Literature in the Postcolony

Haiti

The Haitian Revolution: A Ruttier – Mara van Herpen



The focus of my cultural map is the Haitian Revolution, which took place roughly from 1757 through to 1820. In “Hegel and Haiti”, Susan Buck-Morss makes an argument against the marginalization of the colonies in narratives about moves towards democracy and equality during the Enlightenment period (836). Never having encountered this revolution in any of my formal education— despite extensive coverage of the French and American revolutions— I was inspired to research the insurrection in the former Saint-Domingue which eventually led to an independent Haiti.

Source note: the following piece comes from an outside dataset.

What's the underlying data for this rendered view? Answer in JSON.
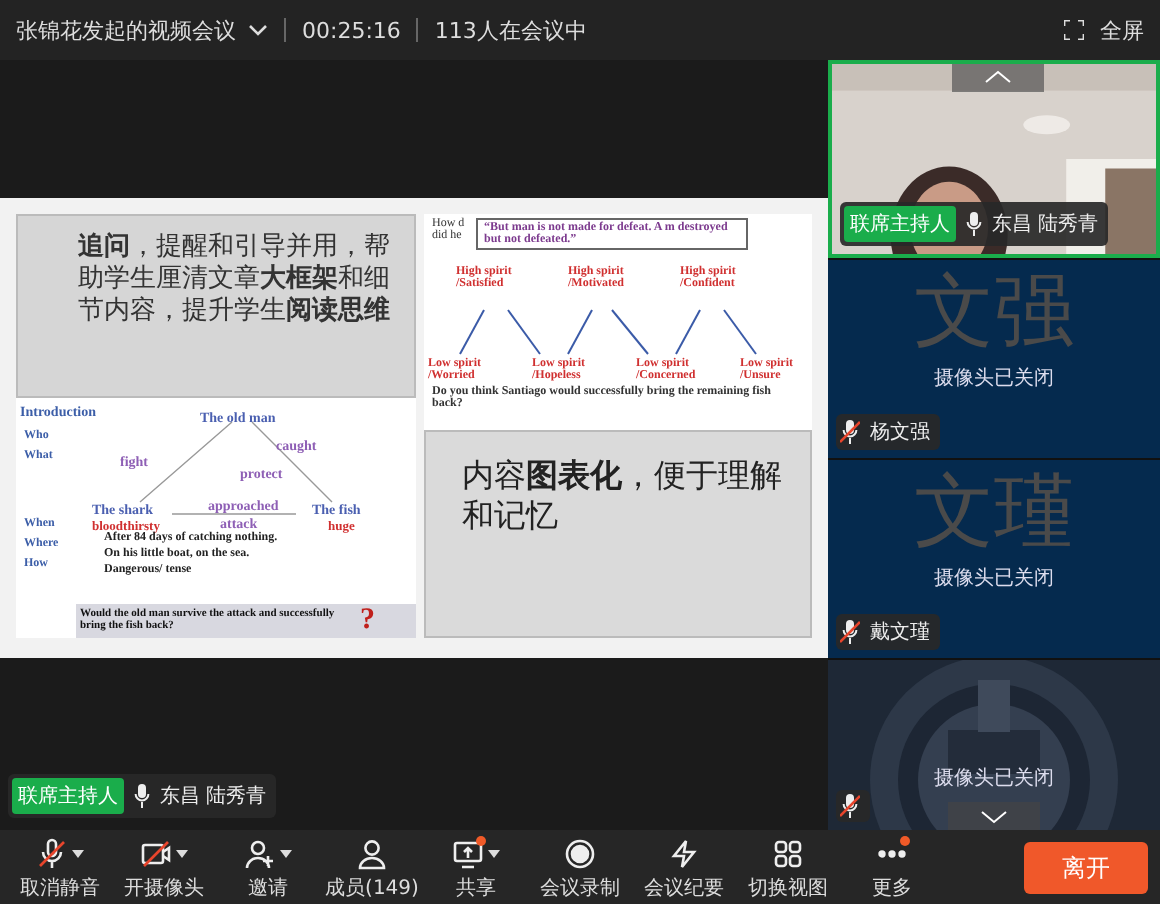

This map takes on the form of the ‘oral ruttier’ as defined by Dionne Brand: “a long poem containing navigational instructions that sailors learned by heart and recited from memory” (266). As a navigational poem, the map acts as a guide through the timeline of the Revolution. It engages with the concept of transculturality, exploring the way in which thought travels between cultures, and how Haiti and France appear entangled in the revolutionary history of the late 18th and early 19th century.

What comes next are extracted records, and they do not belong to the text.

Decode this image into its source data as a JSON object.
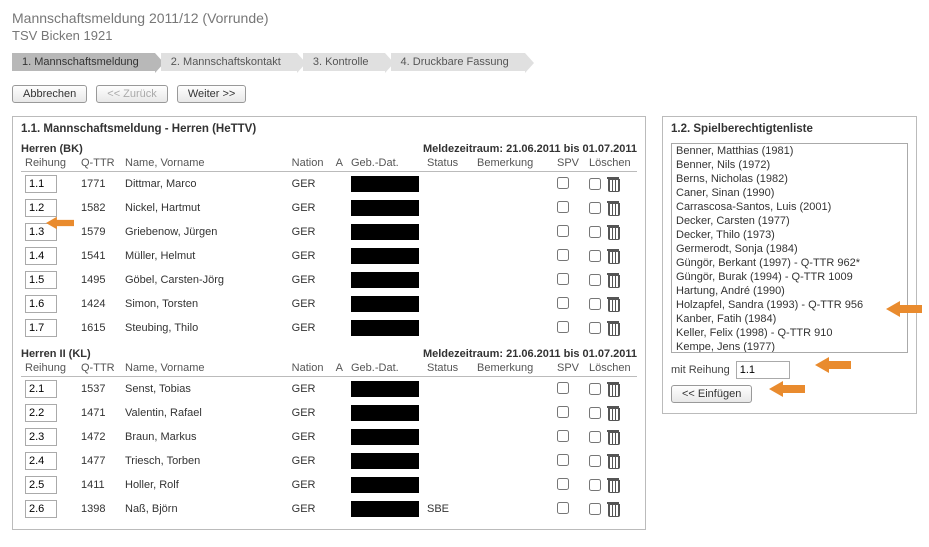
{
  "page": {
    "title": "Mannschaftsmeldung 2011/12 (Vorrunde)",
    "subtitle": "TSV Bicken 1921"
  },
  "steps": [
    {
      "label": "1.  Mannschaftsmeldung",
      "active": true
    },
    {
      "label": "2.  Mannschaftskontakt",
      "active": false
    },
    {
      "label": "3.  Kontrolle",
      "active": false
    },
    {
      "label": "4.  Druckbare Fassung",
      "active": false
    }
  ],
  "buttons": {
    "cancel": "Abbrechen",
    "back": "<< Zurück",
    "next": "Weiter >>",
    "insert": "<< Einfügen"
  },
  "left_panel_title": "1.1. Mannschaftsmeldung - Herren (HeTTV)",
  "right_panel_title": "1.2. Spielberechtigtenliste",
  "columns": {
    "reihung": "Reihung",
    "qttr": "Q-TTR",
    "name": "Name, Vorname",
    "nation": "Nation",
    "a": "A",
    "geb": "Geb.-Dat.",
    "status": "Status",
    "bemerkung": "Bemerkung",
    "spv": "SPV",
    "loeschen": "Löschen"
  },
  "teams": [
    {
      "name": "Herren (BK)",
      "meldezeitraum": "Meldezeitraum:  21.06.2011 bis 01.07.2011",
      "rows": [
        {
          "rank": "1.1",
          "qttr": "1771",
          "name": "Dittmar, Marco",
          "nation": "GER",
          "status": "",
          "bem": ""
        },
        {
          "rank": "1.2",
          "qttr": "1582",
          "name": "Nickel, Hartmut",
          "nation": "GER",
          "status": "",
          "bem": ""
        },
        {
          "rank": "1.3",
          "qttr": "1579",
          "name": "Griebenow, Jürgen",
          "nation": "GER",
          "status": "",
          "bem": ""
        },
        {
          "rank": "1.4",
          "qttr": "1541",
          "name": "Müller, Helmut",
          "nation": "GER",
          "status": "",
          "bem": ""
        },
        {
          "rank": "1.5",
          "qttr": "1495",
          "name": "Göbel, Carsten-Jörg",
          "nation": "GER",
          "status": "",
          "bem": ""
        },
        {
          "rank": "1.6",
          "qttr": "1424",
          "name": "Simon, Torsten",
          "nation": "GER",
          "status": "",
          "bem": ""
        },
        {
          "rank": "1.7",
          "qttr": "1615",
          "name": "Steubing, Thilo",
          "nation": "GER",
          "status": "",
          "bem": ""
        }
      ]
    },
    {
      "name": "Herren II (KL)",
      "meldezeitraum": "Meldezeitraum:  21.06.2011 bis 01.07.2011",
      "rows": [
        {
          "rank": "2.1",
          "qttr": "1537",
          "name": "Senst, Tobias",
          "nation": "GER",
          "status": "",
          "bem": ""
        },
        {
          "rank": "2.2",
          "qttr": "1471",
          "name": "Valentin, Rafael",
          "nation": "GER",
          "status": "",
          "bem": ""
        },
        {
          "rank": "2.3",
          "qttr": "1472",
          "name": "Braun, Markus",
          "nation": "GER",
          "status": "",
          "bem": ""
        },
        {
          "rank": "2.4",
          "qttr": "1477",
          "name": "Triesch, Torben",
          "nation": "GER",
          "status": "",
          "bem": ""
        },
        {
          "rank": "2.5",
          "qttr": "1411",
          "name": "Holler, Rolf",
          "nation": "GER",
          "status": "",
          "bem": ""
        },
        {
          "rank": "2.6",
          "qttr": "1398",
          "name": "Naß, Björn",
          "nation": "GER",
          "status": "SBE",
          "bem": ""
        }
      ]
    }
  ],
  "eligible": [
    "Benner, Matthias (1981)",
    "Benner, Nils (1972)",
    "Berns, Nicholas (1982)",
    "Caner, Sinan (1990)",
    "Carrascosa-Santos, Luis (2001)",
    "Decker, Carsten (1977)",
    "Decker, Thilo (1973)",
    "Germerodt, Sonja (1984)",
    "Güngör, Berkant (1997) - Q-TTR 962*",
    "Güngör, Burak (1994) - Q-TTR 1009",
    "Hartung, André (1990)",
    "Holzapfel, Sandra (1993) - Q-TTR 956",
    "Kanber, Fatih (1984)",
    "Keller, Felix (1998) - Q-TTR 910",
    "Kempe, Jens (1977)"
  ],
  "with_rank_label": "mit Reihung",
  "with_rank_value": "1.1"
}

An indispensable resource used in the making of this map is Stephanie Curci and Chris Jones’ website Mapping the Haitian Revolution, which presents a timeline coupled with an interactive map of the Revolution. The time-stamps in the poem are based on their organization. In writing, I have also taken inspiration from Alejo Carpentier’s magical realist novel The Kingdom of This World, which presents Haiti as the center stage to historical developments in the early modern period, yet also reckons with the way power and inequality are reinstated in the wake of movements
for equality, freedom and democracy.

I considered presenting the map as a concrete poem, in order to mimic the spatial elements of a geographical map. However, in my formal experiments I found that this— maybe as a result of my own limited digital skills— distracted from the contents, and would perhaps have been better
suited for a work of found poetry.


Works Cited
Buck-Morss, S. “Hegel and Haiti.” Critical Inquiry, vol. 26, no. 4, 2000, pp. 821-865.
Brand, Dionne. A Map to the Door of No Return: Notes to Belonging, Vintage Canada, 2001.
Carpentier, Alejo. The Kingdom of This World, Translated by Pablo Medina, Farrar, Straus and Giroux, 2017 [1949].
Curci, Stephanie and Chris Jones. Mapping the Haitian Revolution, Tang Institute; Phillips Academy, 2019. haiti.axismaps.io/. Accessed 24 January 2021.